The day before touring Pilsner Urquell we visited the town of Ceský Krumlov, a UNESCO World Heritage site and second only after Prague in our list of places to see in the Czech Republic. A couple of months before a friend told us to be sure to tour Pivovar Eggneberg, but not until we’d been walking through the narrow cobblestone streets for several hours did we discover the only tour of the day had already gone.

Before settling in at the brewery’s restaurant, located above the lagering cellars as it turns out, for a late lunch we headed over to peak through a closed gate into the brewery yard. What might best be described as a snack shack sat not far from the entry. A man inside waved and signaled us to come around the back, where he held the door open.

Two men greeted us in Czech. They spoke no English. We speak no Czech. The man obviously in charge pointed toward the beer taps and made it clear there would be only one draft choice, because like the food menus on the wall the other tap handles were for busier days. The beer turned out to be a slightly cloudy unfiltered pale lager. A dark beer was available in bottles. We had one of each, sitting on a narrow bench in the storage room. We continued to speak English, smile and gesture. He spoke Czech, smiled and gestured. Occasionally the second man, wearing a leather cowboy hat, mumbled a few words (he apparently had been drinking a while and eventually wandered off).

We somehow discovered the first had Eggenberg T-shirts for sale (fortunately we’d be able to do laundry soon, because like everything else in the small shack the shirt smelled like the inside of an ashtray) and when it came time to pay he pointed to numbers on the menu to let us know how much we owed. The beers cost about $2 for two half liters, the T-shirt $3.

We had more beer with lunch, but it didn’t taste as good as in that shack, a place we never would have ended up had we planned more carefully.

Sometimes the best tour is the tour not taken.”

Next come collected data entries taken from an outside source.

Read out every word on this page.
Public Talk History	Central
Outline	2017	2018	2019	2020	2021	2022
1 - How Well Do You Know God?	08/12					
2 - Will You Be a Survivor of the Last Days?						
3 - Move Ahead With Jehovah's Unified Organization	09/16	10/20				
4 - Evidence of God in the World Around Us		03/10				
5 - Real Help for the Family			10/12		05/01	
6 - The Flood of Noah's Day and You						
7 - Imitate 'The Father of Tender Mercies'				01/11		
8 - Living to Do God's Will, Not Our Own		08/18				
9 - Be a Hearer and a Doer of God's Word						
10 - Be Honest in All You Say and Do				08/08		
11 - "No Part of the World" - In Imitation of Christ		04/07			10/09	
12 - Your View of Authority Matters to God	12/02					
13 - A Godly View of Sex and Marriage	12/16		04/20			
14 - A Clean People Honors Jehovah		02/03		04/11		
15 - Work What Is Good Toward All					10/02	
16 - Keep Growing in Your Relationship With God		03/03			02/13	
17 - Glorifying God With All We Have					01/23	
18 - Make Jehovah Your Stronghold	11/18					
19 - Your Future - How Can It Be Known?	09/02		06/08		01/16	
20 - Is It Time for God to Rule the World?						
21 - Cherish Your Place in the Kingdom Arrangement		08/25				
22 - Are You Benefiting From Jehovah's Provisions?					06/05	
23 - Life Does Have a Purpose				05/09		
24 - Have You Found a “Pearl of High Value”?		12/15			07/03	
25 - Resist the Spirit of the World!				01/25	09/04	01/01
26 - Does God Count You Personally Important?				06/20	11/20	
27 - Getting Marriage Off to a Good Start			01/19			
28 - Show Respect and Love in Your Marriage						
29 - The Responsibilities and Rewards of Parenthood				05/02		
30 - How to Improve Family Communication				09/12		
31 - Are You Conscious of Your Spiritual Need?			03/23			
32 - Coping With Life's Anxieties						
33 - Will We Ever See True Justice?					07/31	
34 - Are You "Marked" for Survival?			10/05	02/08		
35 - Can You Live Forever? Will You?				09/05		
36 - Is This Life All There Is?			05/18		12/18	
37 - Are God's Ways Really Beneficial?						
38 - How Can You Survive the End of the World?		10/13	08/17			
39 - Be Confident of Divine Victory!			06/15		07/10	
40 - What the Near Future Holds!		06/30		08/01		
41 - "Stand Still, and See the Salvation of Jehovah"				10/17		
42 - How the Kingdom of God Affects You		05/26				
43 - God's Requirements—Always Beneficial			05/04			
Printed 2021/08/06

Pardon one more song lyric (this from James McMurtry):

The hurricane party’s windin’ down
and we’re all waitin’ for the end
And I don’t won’t another drink,
I only want that last one again

I’d be happy to have that Eggenberg beer as this party winds down, but it isn’t an option. Instead an old friend produced for the season seems like a good choice. We were happy the other day to spot Great Divide Hibernation on the store shelves. Almost missed it because now it is packaged in a colorful can. This is a beer we used to save a bottle or two of for the next year because it ages gracefully (and once medaled at the Great American Beer Festival in the “aged” category). It might cellar just as well in cans, but I don’t expect to find out.

Hibernation pours a reddish mahogany, with a thick tan head and web-like lacing. Put on the right Christmas music and you might think nuts were roasting somewhere hearby. There is abudant chocolate on the nose, caramel and dark fruit adding complexity. Christmas-cake rich in the mouth with all the flavor promised by the aroma. Slightly boozy, with a long finish, lingering like the road ahead disappearing into the horizon.

So that’s a wrap for The Session. There’s always another road waiting. Always more beer. I’ll get to the last drops of Hibernation after typing this sentence, listening to the Flatlanders and seeing how many shared roads I can identify.